Thursday, August 14, 2014

Nominalized possessive phrases

We can say ka pasĂșo ka kunu "the dog's food," so logically ka ka kunu must be"the dog's one, the dog's," etc. It's kind of weird because essentially ka ka ends up being a compound particle introducing definite possessives, but you can't argue with the sense of it.

Ka ni i iso i taha ka se "mine is bigger than yours." I suppose there could be some minimal word requirements that would give us ka nii, ka sei, etc...maybe. But anyway you get the point.

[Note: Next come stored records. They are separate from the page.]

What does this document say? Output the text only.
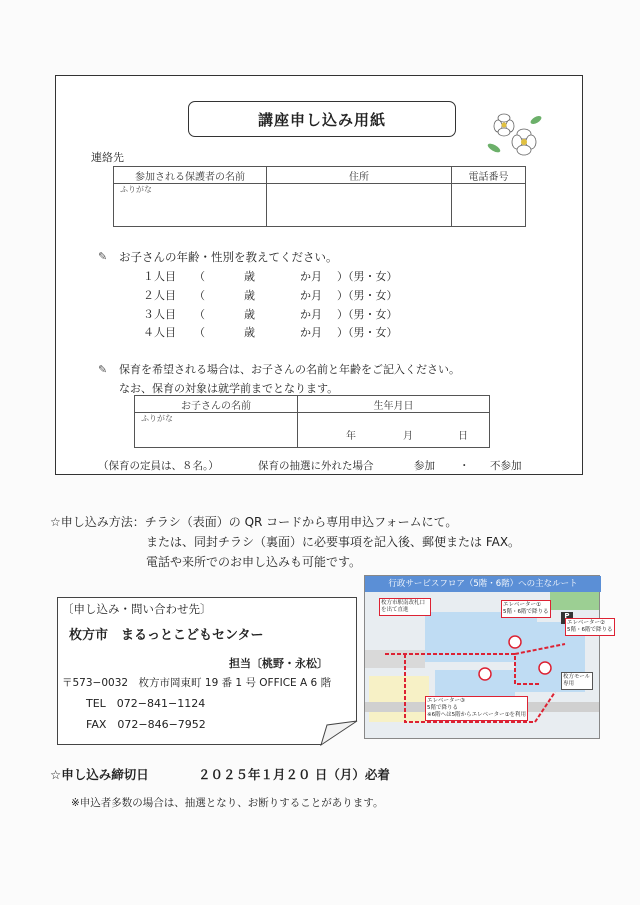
講座申し込み用紙
連絡先
参加される保護者の名前	住所	電話番号
ふりがな		
✎ お子さんの年齢・性別を教えてください。
１人目 （	歳	か月 ）（男・女）
２人目 （	歳	か月 ）（男・女）
３人目 （	歳	か月 ）（男・女）
４人目 （	歳	か月 ）（男・女）
✎ 保育を希望される場合は、お子さんの名前と年齢をご記入ください。
なお、保育の対象は就学前までとなります。
お子さんの名前	生年月日
ふりがな	年 月 日
（保育の定員は、８名。）	保育の抽選に外れた場合	参加 ・ 不参加
☆申し込み方法：チラシ（表面）の QR コードから専用申込フォームにて。
または、同封チラシ（裏面）に必要事項を記入後、郵便または FAX。
電話や来所でのお申し込みも可能です。
〔申し込み・問い合わせ先〕
枚方市　まるっとこどもセンター
担当〔桃野・永松〕
〒573−0032　枚方市岡東町 19 番 1 号 OFFICE A 6 階
TEL　072−841−1124
FAX　072−846−7952
行政サービスフロア（5階・6階）への主なルート
枚方市駅南改札口を出て直進
エレベーター①
5階・6階で降りる
エレベーター②
5階・6階で降りる
エレベーター③
5階で降りる
※6階へは5階からエレベーター①を利用
枚方モール専用
P
☆申し込み締切日	２０２５年１月２０ 日（月）必着
※申込者多数の場合は、抽選となり、お断りすることがあります。
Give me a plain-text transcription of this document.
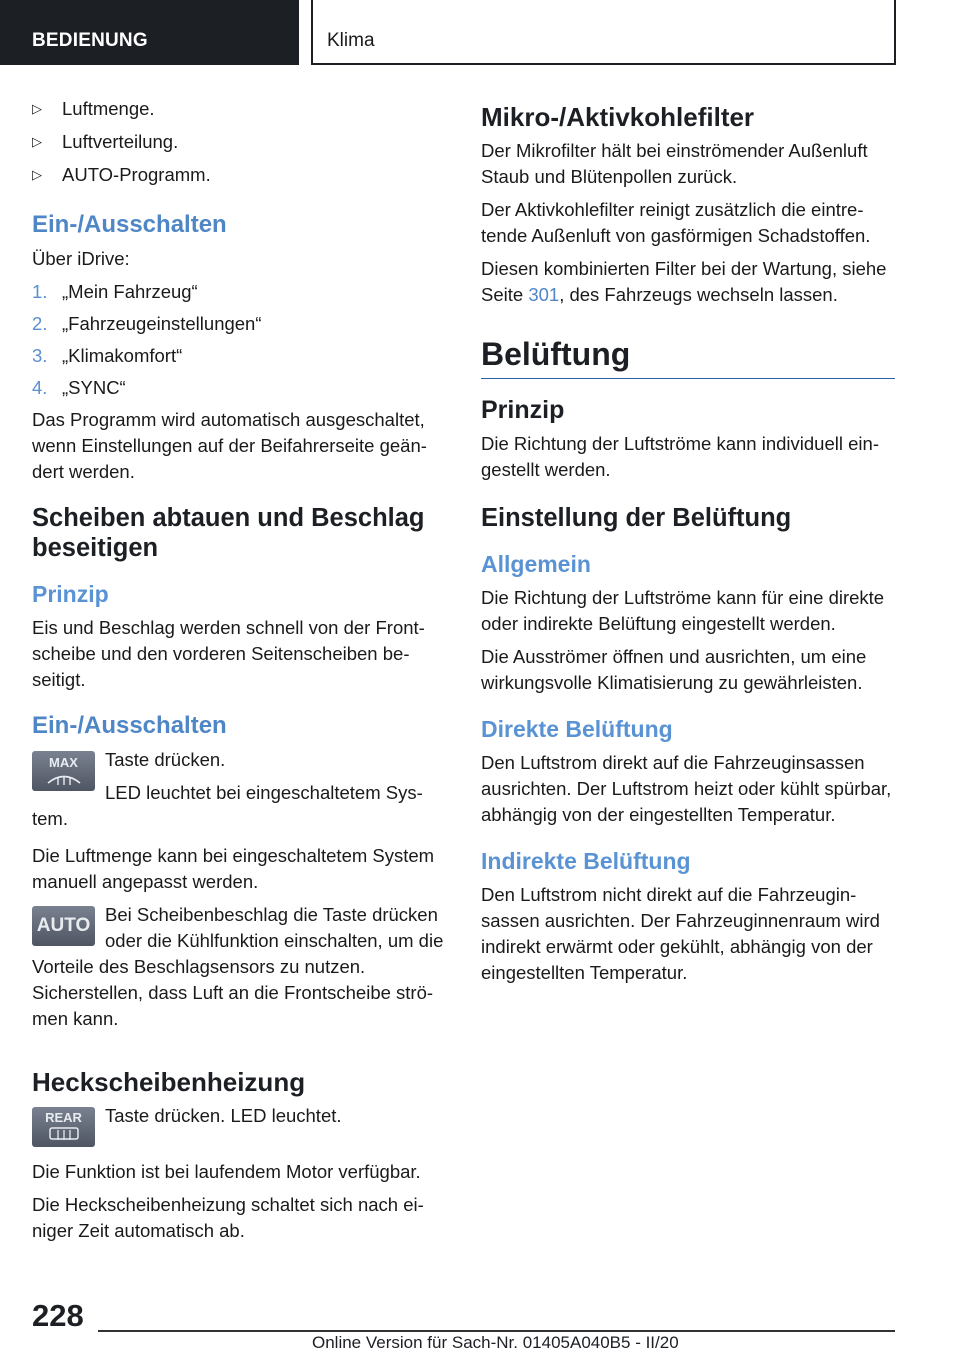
BEDIENUNG	Klima
▷ Luftmenge.
▷ Luftverteilung.
▷ AUTO-Programm.
Ein-/Ausschalten

Über iDrive:

1. „Mein Fahrzeug“
2. „Fahrzeugeinstellungen“
3. „Klimakomfort“
4. „SYNC“

Das Programm wird automatisch ausgeschaltet, wenn Einstellungen auf der Beifahrerseite geändert werden.

Scheiben abtauen und Beschlag beseitigen
Prinzip

Eis und Beschlag werden schnell von der Frontscheibe und den vorderen Seitenscheiben beseitigt.

Ein-/Ausschalten
MAX	Taste drücken.

LED leuchtet bei eingeschaltetem System.

Die Luftmenge kann bei eingeschaltetem System manuell angepasst werden.

AUTO

Bei Scheibenbeschlag die Taste drücken oder die Kühlfunktion einschalten, um die Vorteile des Beschlagsensors zu nutzen. Sicherstellen, dass Luft an die Frontscheibe strömen kann.

Heckscheibenheizung
REAR	Taste drücken. LED leuchtet.

Die Funktion ist bei laufendem Motor verfügbar.

Die Heckscheibenheizung schaltet sich nach einiger Zeit automatisch ab.

Mikro-/Aktivkohlefilter

Der Mikrofilter hält bei einströmender Außenluft Staub und Blütenpollen zurück.

Der Aktivkohlefilter reinigt zusätzlich die eintretende Außenluft von gasförmigen Schadstoffen.

Diesen kombinierten Filter bei der Wartung, siehe Seite 301, des Fahrzeugs wechseln lassen.

Belüftung
Prinzip

Die Richtung der Luftströme kann individuell eingestellt werden.

Einstellung der Belüftung
Allgemein

Die Richtung der Luftströme kann für eine direkte oder indirekte Belüftung eingestellt werden.

Die Ausströmer öffnen und ausrichten, um eine wirkungsvolle Klimatisierung zu gewährleisten.

Direkte Belüftung

Den Luftstrom direkt auf die Fahrzeuginsassen ausrichten. Der Luftstrom heizt oder kühlt spürbar, abhängig von der eingestellten Temperatur.

Indirekte Belüftung

Den Luftstrom nicht direkt auf die Fahrzeuginsassen ausrichten. Der Fahrzeuginnenraum wird indirekt erwärmt oder gekühlt, abhängig von der eingestellten Temperatur.

228
Online Version für Sach-Nr. 01405A040B5 - II/20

Note from 2016 as I'm posting this thing I just unearthed: just because ka ka kunu is logical and has to be admissible, that doesn't mean it's the best way to express this in Koa or that there couldn't be other ways. Using asi as a potential candidate, we could do something like ka asi ka kunu "the dog's (one/thing)," ka asi ni i iso i taha ka asi se "my one/thing is bigger than your one/thing" if needed. Actually I don't dislike my original renderings of these at all, but I can see how the embedding could continue ad absurdum and I just wanted to insert some sanity...

Tuesday, August 5, 2014

Verbal focus with arguments

Okay, check this out: when the verb is the focus, we've had an insoluble issue with how to manage other sentence arguments. For example:

ni ma suo ka sumo
1SG IMPF eat DEF squash
"I'm eating the squash"

becomes, when the verb is in focus, what exactly?

suo sa ni pe ka
eat FOC 1SG REL DEF squash IMPF
"I'm eating the squash" (stranded particle)

ma suo sa ni pe ka sumo?
IMPF eat FOC 1SG REL DEF squash
"I'm eating the squash" (just how much of the VP do I have to front?)

In this case pe becomes effectively a kind of accusative marker (literally "with respect to") for some pretty strange, not-very-Koa-like syntax. Yuck. But, so I just read, Basque (similarly sensitive to topic/focus) accomplishes this by focusing an unconjugated verb, then using a dummy verb in the usual spot with the usual inflection. Here's how that could look in Koa, with ete, possibly set to replace teke for "do":

suo sa ni ma ete
eat FOC 1SG IMPF do
"I'm eating," i.e. "it's eating that I'm doing"

Done: easy, elegant, totally normal-looking Koa. Note: this would logically require that ete suo be an acceptable usage. Maybe some kind of blanching or euphemistic force when not focusing?

Next up: how to handle topic. We've never figured this out.